One plan: Delete contact tracing info after a month
Legislation that seeks to make people more comfortable with contact tracing by requiring any data that’s collected to be deleted after a month is in position for Assembly approval Thursday.
More than a dozen COVID-related bills are listed for votes at Thursday’s session, including a few endorsed Monday by the Assembly Appropriations Committee.
Some of the bills generated opposition. Pamira Bezmen, who has also protested mask-wearing mandates at the end of Gov. Phil Murphy’s driveway, called contact tracing a high-tech surveillance system that will cost people money when they’re forced into unneeded quarantines.
“A lot of concerns about constitutionality, privacy, data security, lack of transparency, lack of necessity and lack of trust for high-tech contact tracing in New Jersey,” Bezmen said.
Assemblyman Herb Conaway, D-Burlington, said that if anything, the tracing data should be widely shared and kept permanently.

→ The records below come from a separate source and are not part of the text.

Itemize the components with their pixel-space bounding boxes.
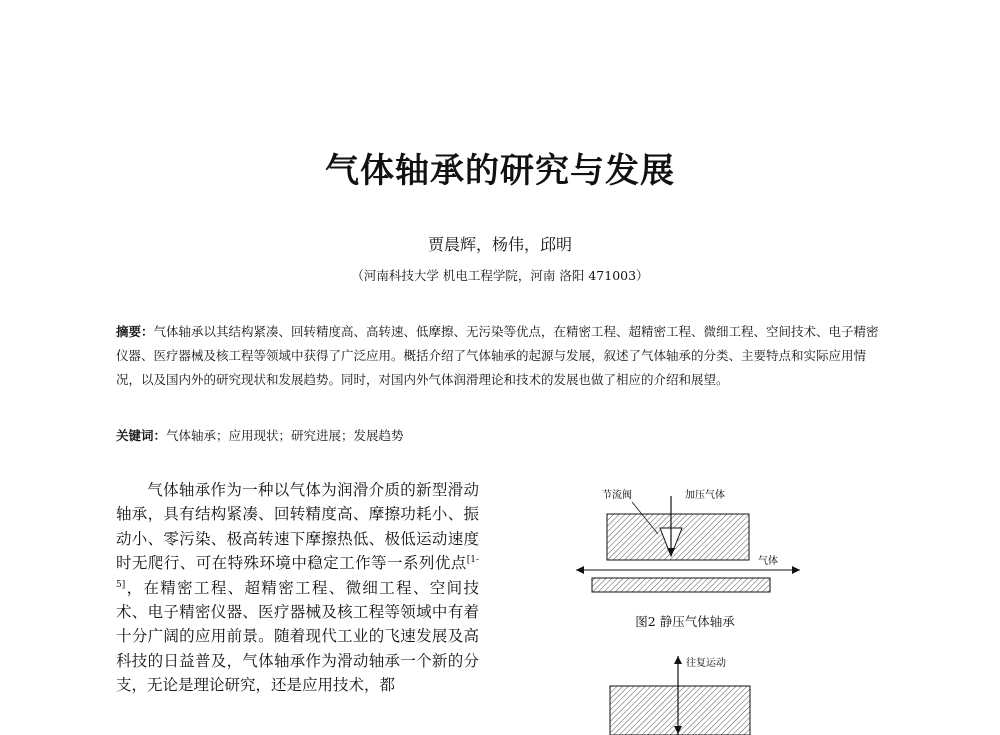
body-text-part2: ，在精密工程、超精密工程、微细工程、空间技术、电子精密仪器、医疗器械及核工程等领域中有着十分广阔的应用前景。随着现代工业的飞速发展及高科技的日益普及，气体轴承作为滑动轴承一个新的分支，无论是理论研究，还是应用技术，都 — [116, 578, 479, 695]
affiliation: （河南科技大学 机电工程学院，河南 洛阳 471003） — [351, 268, 649, 283]
authors: 贾晨辉，杨伟，邱明 — [427, 235, 572, 254]
body-paragraph — [116, 478, 479, 698]
label-throttle-valve: 节流阀 — [602, 490, 632, 501]
keywords — [116, 426, 886, 446]
citation: [1-5] — [116, 555, 479, 590]
abstract — [116, 320, 886, 392]
figure-3-diagram — [600, 652, 780, 735]
keywords-label: 关键词： — [116, 428, 167, 443]
body-text-part1: 气体轴承作为一种以气体为润滑介质的新型滑动轴承，具有结构紧凑、回转精度高、摩擦功耗小、振动小、零污染、极高转速下摩擦热低、极低运动速度时无爬行、可在特殊环境中稳定工作等一系列优点 — [116, 481, 479, 573]
label-pressurized-gas: 加压气体 — [685, 490, 725, 501]
figure-2-caption: 图2 静压气体轴承 — [635, 614, 735, 629]
label-reciprocating-motion: 往复运动 — [686, 658, 726, 669]
gas-flow-right-arrowhead — [792, 566, 800, 574]
paper-title: 气体轴承的研究与发展 — [325, 151, 675, 191]
gas-flow-left-arrowhead — [576, 566, 584, 574]
guide-rail — [592, 578, 770, 592]
label-gas: 气体 — [758, 556, 778, 567]
abstract-label: 摘要： — [116, 324, 154, 339]
reciprocating-arrowhead-up — [674, 656, 682, 664]
figure-2-diagram — [570, 484, 800, 604]
keywords-text: 气体轴承；应用现状；研究进展；发展趋势 — [166, 428, 404, 443]
abstract-text: 气体轴承以其结构紧凑、回转精度高、高转速、低摩擦、无污染等优点，在精密工程、超精密工程、微细工程、空间技术、电子精密仪器、医疗器械及核工程等领域中获得了广泛应用。概括介绍了气体轴承的起源与发展，叙述了气体轴承的分类、主要特点和实际应用情况，以及国内外的研究现状和发展趋势。同时，对国内外气体润滑理论和技术的发展也做了相应的介绍和展望。 — [116, 324, 879, 387]
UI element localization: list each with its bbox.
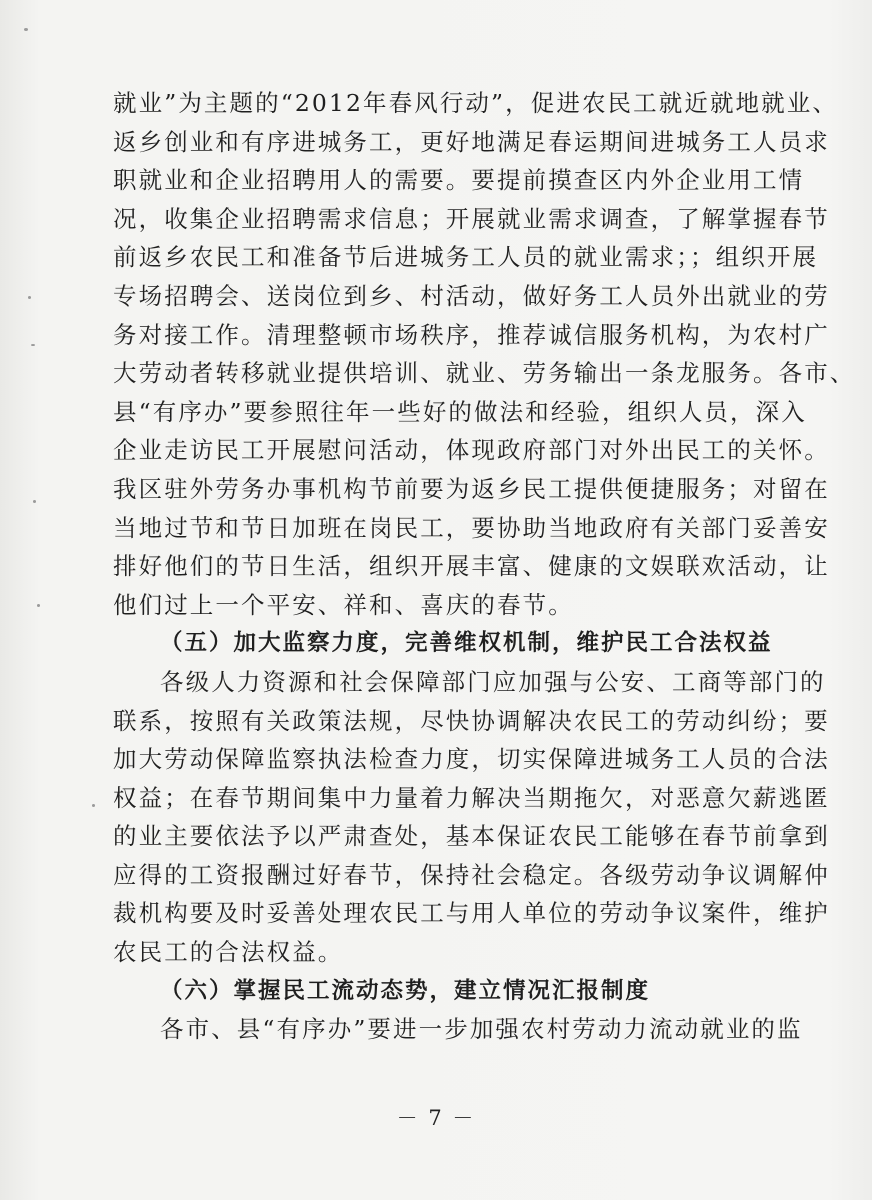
paragraph-line: 就业”为主题的“2012年春风行动”，促进农民工就近就地就业、 (113, 89, 838, 117)
paragraph-line: 我区驻外劳务办事机构节前要为返乡民工提供便捷服务；对留在 (113, 474, 830, 503)
paragraph-line: 各级人力资源和社会保障部门应加强与公安、工商等部门的 (160, 667, 826, 696)
paragraph-line: 权益；在春节期间集中力量着力解决当期拖欠，对恶意欠薪逃匿 (113, 783, 830, 812)
paragraph-line: 裁机构要及时妥善处理农民工与用人单位的劳动争议案件，维护 (113, 899, 830, 928)
paragraph-line: 当地过节和节日加班在岗民工，要协助当地政府有关部门妥善安 (113, 513, 830, 542)
paragraph-line: 联系，按照有关政策法规，尽快协调解决农民工的劳动纠纷；要 (113, 706, 830, 735)
paragraph-line: 前返乡农民工和准备节后进城务工人员的就业需求；；组织开展 (113, 243, 819, 272)
paragraph-line: 返乡创业和有序进城务工，更好地满足春运期间进城务工人员求 (113, 127, 830, 156)
paragraph-line: 况，收集企业招聘需求信息；开展就业需求调查，了解掌握春节 (113, 204, 830, 233)
body-text (113, 84, 856, 1049)
paragraph-line: 职就业和企业招聘用人的需要。要提前摸查区内外企业用工情 (113, 166, 805, 195)
page-number: － 7 － (396, 1106, 476, 1130)
scan-speck (24, 28, 28, 31)
section-heading-6: （六）掌握民工流动态势，建立情况汇报制度 (160, 977, 651, 1004)
paragraph-line: 他们过上一个平安、祥和、喜庆的春节。 (113, 590, 574, 619)
paragraph-line: 大劳动者转移就业提供培训、就业、劳务输出一条龙服务。各市、 (113, 359, 856, 388)
scan-speck (33, 500, 36, 503)
scan-speck (28, 296, 31, 299)
scan-speck (37, 604, 40, 607)
paragraph-line: 加大劳动保障监察执法检查力度，切实保障进城务工人员的合法 (113, 745, 830, 774)
paragraph-line: 排好他们的节日生活，组织开展丰富、健康的文娱联欢活动，让 (113, 552, 830, 581)
section-heading-5: （五）加大监察力度，完善维权机制，维护民工合法权益 (160, 630, 773, 657)
paragraph-line: 专场招聘会、送岗位到乡、村活动，做好务工人员外出就业的劳 (113, 281, 830, 310)
paragraph-line: 农民工的合法权益。 (113, 938, 344, 967)
paragraph-line: 应得的工资报酬过好春节，保持社会稳定。各级劳动争议调解仲 (113, 860, 830, 889)
paragraph-line: 县“有序办”要参照往年一些好的做法和经验，组织人员，深入 (113, 397, 807, 426)
scan-speck (31, 344, 35, 346)
paragraph-line: 务对接工作。清理整顿市场秩序，推荐诚信服务机构，为农村广 (113, 320, 830, 349)
scan-speck (92, 804, 95, 807)
paragraph-line: 的业主要依法予以严肃查处，基本保证农民工能够在春节前拿到 (113, 822, 830, 851)
paragraph-line: 各市、县“有序办”要进一步加强农村劳动力流动就业的监 (160, 1015, 803, 1044)
paragraph-line: 企业走访民工开展慰问活动，体现政府部门对外出民工的关怀。 (113, 436, 830, 465)
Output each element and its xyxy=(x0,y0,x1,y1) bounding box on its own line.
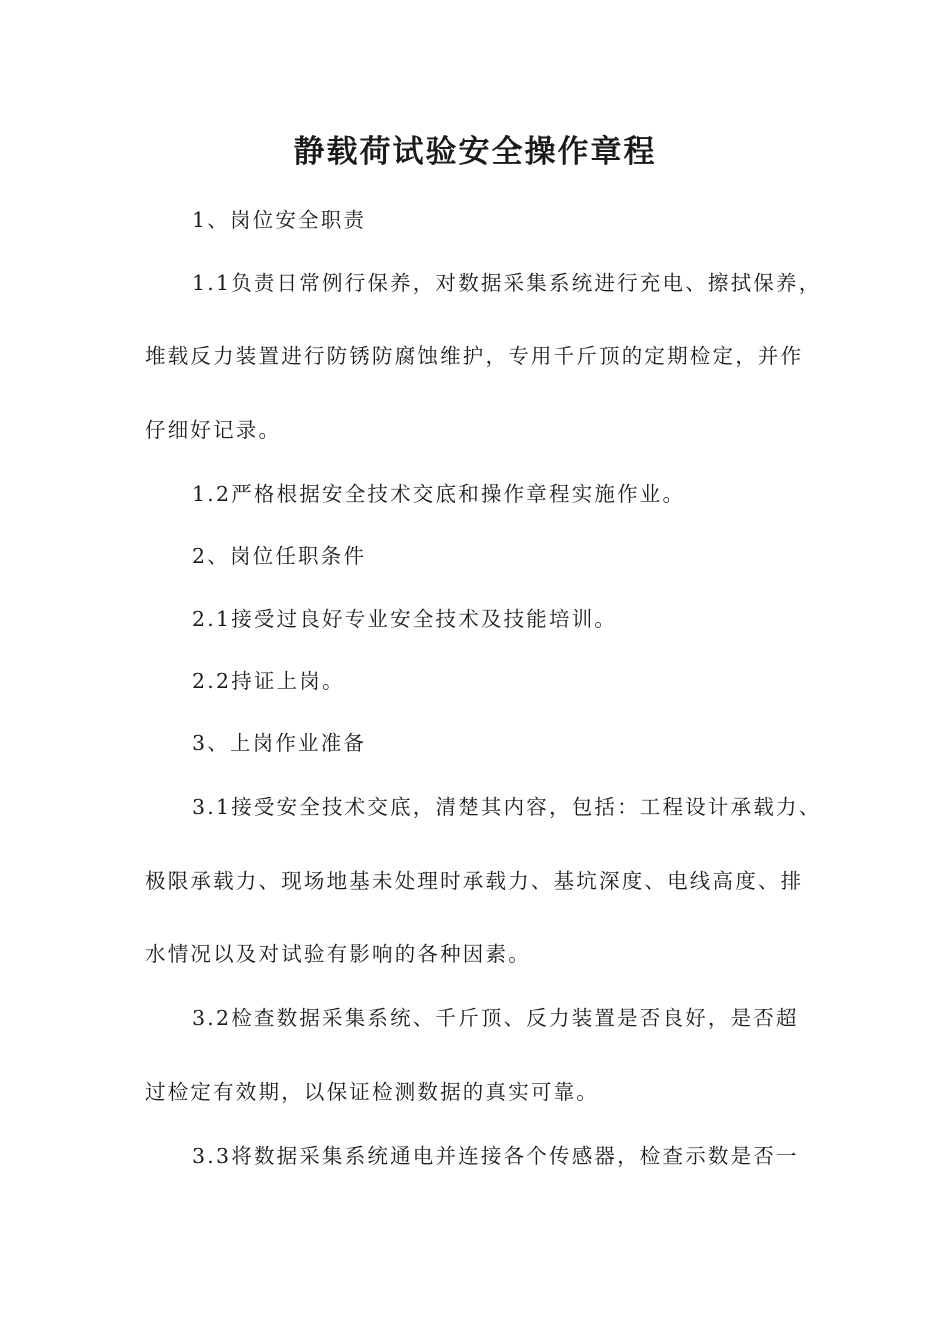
paragraph-line: 水情况以及对试验有影响的各种因素。 xyxy=(145,942,531,966)
document-title: 静载荷试验安全操作章程 xyxy=(293,134,657,170)
paragraph-line: 2.1接受过良好专业安全技术及技能培训。 xyxy=(192,607,618,631)
section-heading-2: 2、岗位任职条件 xyxy=(192,544,367,568)
paragraph-line: 堆载反力装置进行防锈防腐蚀维护，专用千斤顶的定期检定，并作 xyxy=(145,344,804,368)
section-heading-3: 3、上岗作业准备 xyxy=(192,731,367,755)
paragraph-line: 1.1负责日常例行保养，对数据采集系统进行充电、擦拭保养， xyxy=(192,271,822,295)
paragraph-line: 2.2持证上岗。 xyxy=(192,669,345,693)
section-heading-1: 1、岗位安全职责 xyxy=(192,208,367,232)
paragraph-line: 1.2严格根据安全技术交底和操作章程实施作业。 xyxy=(192,482,686,506)
paragraph-line: 3.1接受安全技术交底，清楚其内容，包括：工程设计承载力、 xyxy=(192,795,822,819)
paragraph-line: 过检定有效期，以保证检测数据的真实可靠。 xyxy=(145,1080,599,1104)
paragraph-line: 极限承载力、现场地基未处理时承载力、基坑深度、电线高度、排 xyxy=(145,869,804,893)
paragraph-line: 3.3将数据采集系统通电并连接各个传感器，检查示数是否一 xyxy=(192,1144,799,1168)
paragraph-line: 3.2检查数据采集系统、千斤顶、反力装置是否良好，是否超 xyxy=(192,1006,799,1030)
paragraph-line: 仔细好记录。 xyxy=(145,418,282,442)
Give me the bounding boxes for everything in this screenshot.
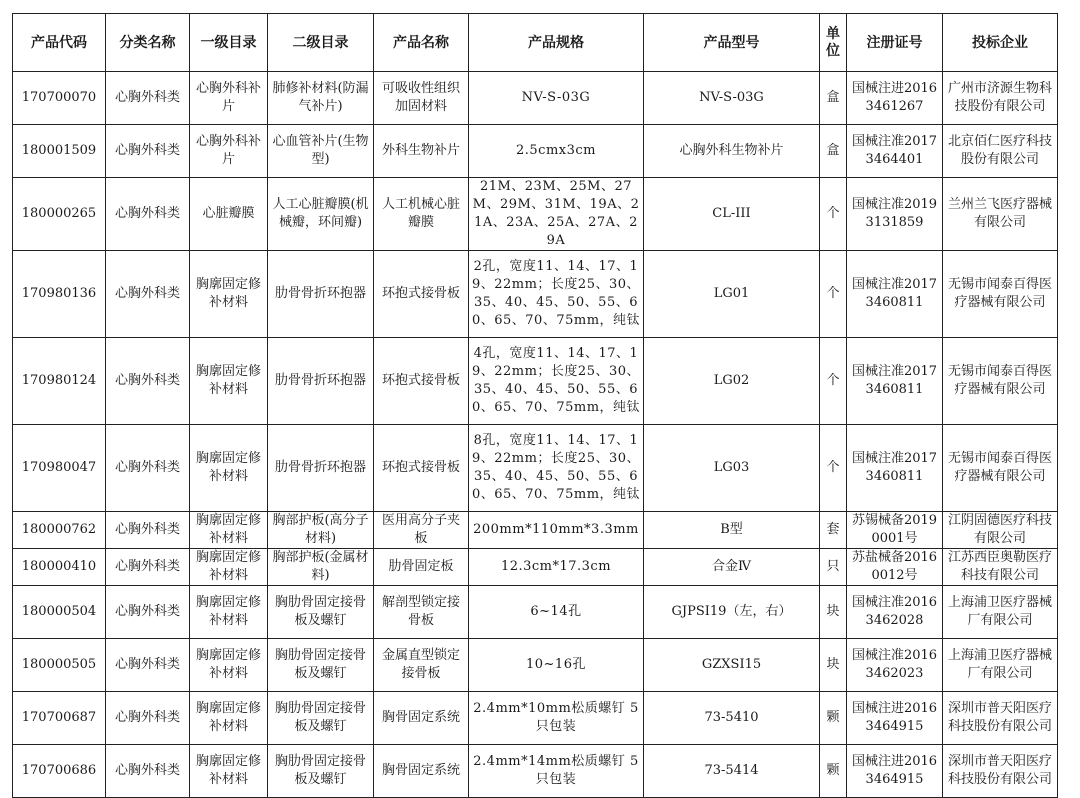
cell-level2: 心血管补片(生物型): [268, 125, 374, 178]
cell-category: 心胸外科类: [106, 72, 190, 125]
cell-spec: 8孔，宽度11、14、17、19、22mm；长度25、30、35、40、45、50、55、60、65、70、75mm，纯钛: [469, 425, 644, 512]
cell-registration: 国械注准20193131859: [847, 178, 943, 251]
col-header-registration: 注册证号: [847, 14, 943, 72]
cell-company: 无锡市闻泰百得医疗器械有限公司: [943, 251, 1058, 338]
cell-spec: 10~16孔: [469, 639, 644, 692]
cell-level1: 胸廓固定修补材料: [190, 338, 268, 425]
cell-spec: 2.4mm*10mm松质螺钉 5只包装: [469, 692, 644, 745]
table-row: [13, 425, 1058, 512]
product-table: [12, 13, 1058, 798]
cell-company: 江阴固德医疗科技有限公司: [943, 512, 1058, 549]
cell-category: 心胸外科类: [106, 745, 190, 798]
cell-product-name: 金属直型锁定接骨板: [374, 639, 469, 692]
cell-model: B型: [644, 512, 820, 549]
cell-code: 170700686: [13, 745, 106, 798]
cell-spec: 4孔，宽度11、14、17、19、22mm；长度25、30、35、40、45、50、55、60、65、70、75mm，纯钛: [469, 338, 644, 425]
cell-registration: 国械注准20163462028: [847, 586, 943, 639]
cell-company: 深圳市普天阳医疗科技股份有限公司: [943, 692, 1058, 745]
cell-spec: 2孔，宽度11、14、17、19、22mm；长度25、30、35、40、45、50、55、60、65、70、75mm，纯钛: [469, 251, 644, 338]
cell-model: GZXSⅠ15: [644, 639, 820, 692]
cell-spec: 12.3cm*17.3cm: [469, 549, 644, 586]
cell-code: 180000410: [13, 549, 106, 586]
cell-model: CL-III: [644, 178, 820, 251]
cell-unit: 盒: [820, 72, 847, 125]
cell-product-name: 肋骨固定板: [374, 549, 469, 586]
cell-unit: 个: [820, 178, 847, 251]
cell-code: 180000505: [13, 639, 106, 692]
header-row: [13, 14, 1058, 72]
cell-level2: 肋骨骨折环抱器: [268, 251, 374, 338]
cell-unit: 个: [820, 425, 847, 512]
cell-code: 180000762: [13, 512, 106, 549]
cell-registration: 国械注准20173460811: [847, 338, 943, 425]
cell-registration: 国械注准20173460811: [847, 425, 943, 512]
cell-category: 心胸外科类: [106, 512, 190, 549]
cell-category: 心胸外科类: [106, 338, 190, 425]
cell-model: NV-S-03G: [644, 72, 820, 125]
cell-model: LG03: [644, 425, 820, 512]
cell-level1: 心脏瓣膜: [190, 178, 268, 251]
cell-level2: 胸肋骨固定接骨板及螺钉: [268, 745, 374, 798]
cell-level2: 胸肋骨固定接骨板及螺钉: [268, 692, 374, 745]
cell-company: 上海浦卫医疗器械厂有限公司: [943, 586, 1058, 639]
col-header-level1: 一级目录: [190, 14, 268, 72]
cell-code: 170980047: [13, 425, 106, 512]
col-header-spec: 产品规格: [469, 14, 644, 72]
cell-company: 广州市济源生物科技股份有限公司: [943, 72, 1058, 125]
cell-model: 心胸外科生物补片: [644, 125, 820, 178]
cell-product-name: 环抱式接骨板: [374, 251, 469, 338]
col-header-category: 分类名称: [106, 14, 190, 72]
cell-level2: 肋骨骨折环抱器: [268, 338, 374, 425]
cell-registration: 国械注进20163464915: [847, 745, 943, 798]
cell-level1: 胸廓固定修补材料: [190, 586, 268, 639]
cell-category: 心胸外科类: [106, 586, 190, 639]
cell-model: 73-5410: [644, 692, 820, 745]
cell-company: 无锡市闻泰百得医疗器械有限公司: [943, 338, 1058, 425]
cell-code: 180000265: [13, 178, 106, 251]
cell-registration: 苏盐械备20160012号: [847, 549, 943, 586]
cell-unit: 块: [820, 586, 847, 639]
cell-unit: 块: [820, 639, 847, 692]
cell-level1: 胸廓固定修补材料: [190, 425, 268, 512]
cell-product-name: 环抱式接骨板: [374, 425, 469, 512]
cell-level2: 胸部护板(金属材料): [268, 549, 374, 586]
cell-registration: 苏锡械备20190001号: [847, 512, 943, 549]
cell-product-name: 胸骨固定系统: [374, 745, 469, 798]
cell-level2: 胸肋骨固定接骨板及螺钉: [268, 639, 374, 692]
cell-category: 心胸外科类: [106, 125, 190, 178]
cell-level2: 肺修补材料(防漏气补片): [268, 72, 374, 125]
cell-company: 上海浦卫医疗器械厂有限公司: [943, 639, 1058, 692]
cell-level2: 人工心脏瓣膜(机械瓣，环间瓣): [268, 178, 374, 251]
cell-level1: 心胸外科补片: [190, 72, 268, 125]
table-row: [13, 692, 1058, 745]
cell-model: GJPSⅠ19（左，右）: [644, 586, 820, 639]
cell-registration: 国械注准20173460811: [847, 251, 943, 338]
cell-company: 兰州兰飞医疗器械有限公司: [943, 178, 1058, 251]
cell-level2: 胸肋骨固定接骨板及螺钉: [268, 586, 374, 639]
cell-unit: 个: [820, 251, 847, 338]
table-row: [13, 512, 1058, 549]
cell-product-name: 可吸收性组织加固材料: [374, 72, 469, 125]
cell-product-name: 环抱式接骨板: [374, 338, 469, 425]
cell-level1: 心胸外科补片: [190, 125, 268, 178]
cell-level1: 胸廓固定修补材料: [190, 549, 268, 586]
cell-unit: 盒: [820, 125, 847, 178]
cell-unit: 套: [820, 512, 847, 549]
cell-category: 心胸外科类: [106, 425, 190, 512]
cell-category: 心胸外科类: [106, 251, 190, 338]
cell-spec: 6~14孔: [469, 586, 644, 639]
cell-product-name: 胸骨固定系统: [374, 692, 469, 745]
cell-level2: 肋骨骨折环抱器: [268, 425, 374, 512]
cell-category: 心胸外科类: [106, 639, 190, 692]
cell-level1: 胸廓固定修补材料: [190, 639, 268, 692]
cell-product-name: 医用高分子夹板: [374, 512, 469, 549]
cell-product-name: 外科生物补片: [374, 125, 469, 178]
cell-model: 合金Ⅳ: [644, 549, 820, 586]
col-header-company: 投标企业: [943, 14, 1058, 72]
cell-code: 170980136: [13, 251, 106, 338]
cell-category: 心胸外科类: [106, 178, 190, 251]
cell-code: 170980124: [13, 338, 106, 425]
cell-spec: 2.4mm*14mm松质螺钉 5只包装: [469, 745, 644, 798]
cell-level1: 胸廓固定修补材料: [190, 745, 268, 798]
cell-level1: 胸廓固定修补材料: [190, 251, 268, 338]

“And that’s having information, not hiding from information and certainly not destroying information that has great scientific value,” he said.
Conaway is sponsoring a bill scheduled for Thursday approval that would direct clinical labs to try to electronically record the race, ethnicity, sexual orientation and gender identify of each patient.
“Let’s understand how diseases move across populations so that we can focus our prevention efforts on those populations that have particular arised needs,” Conaway said.
Another bill would require clinical laboratories to offer in-person specimen collection for diagnostic and serologic COVID-19 tests. Conaway said too much of the testing burden has fallen on hospitals and doctor’s offices and that there are more than 200 clinical lab locations around the state.
“One of the things we noted with some dismay is that some of the clinical laboratories with outlets across the state were really not in the game in terms of testing,” Conaway said.
Despite changes that spread out the cost over more employers, business groups continue to oppose a bill set for final approval that would say any essential worker who contracts COVID-19 would be presumed for workers’ compensation purposes to have gotten it on the job.
Gary La Spisa, vice president of the Insurance Council of New Jersey, said the bill must be limited to a time frame when it’s most likely a person’s exposure was work-related.
“Now that beaches and outdoor dining and amusement parks have been opened, it is becoming less and less likely that your exposure is due to your work,” La Spisa said.
Eric Richard, legislative affairs director for the New Jersey State AFL-CIO, said the presumption is rebuttable, not automatic, if an employer has evidence that the illness was contracted elsewhere.
“There was an outbreak, we understand that from contact tracing, and that employer has the ability to bring that to a judge of workers’ compensation,” Richard said.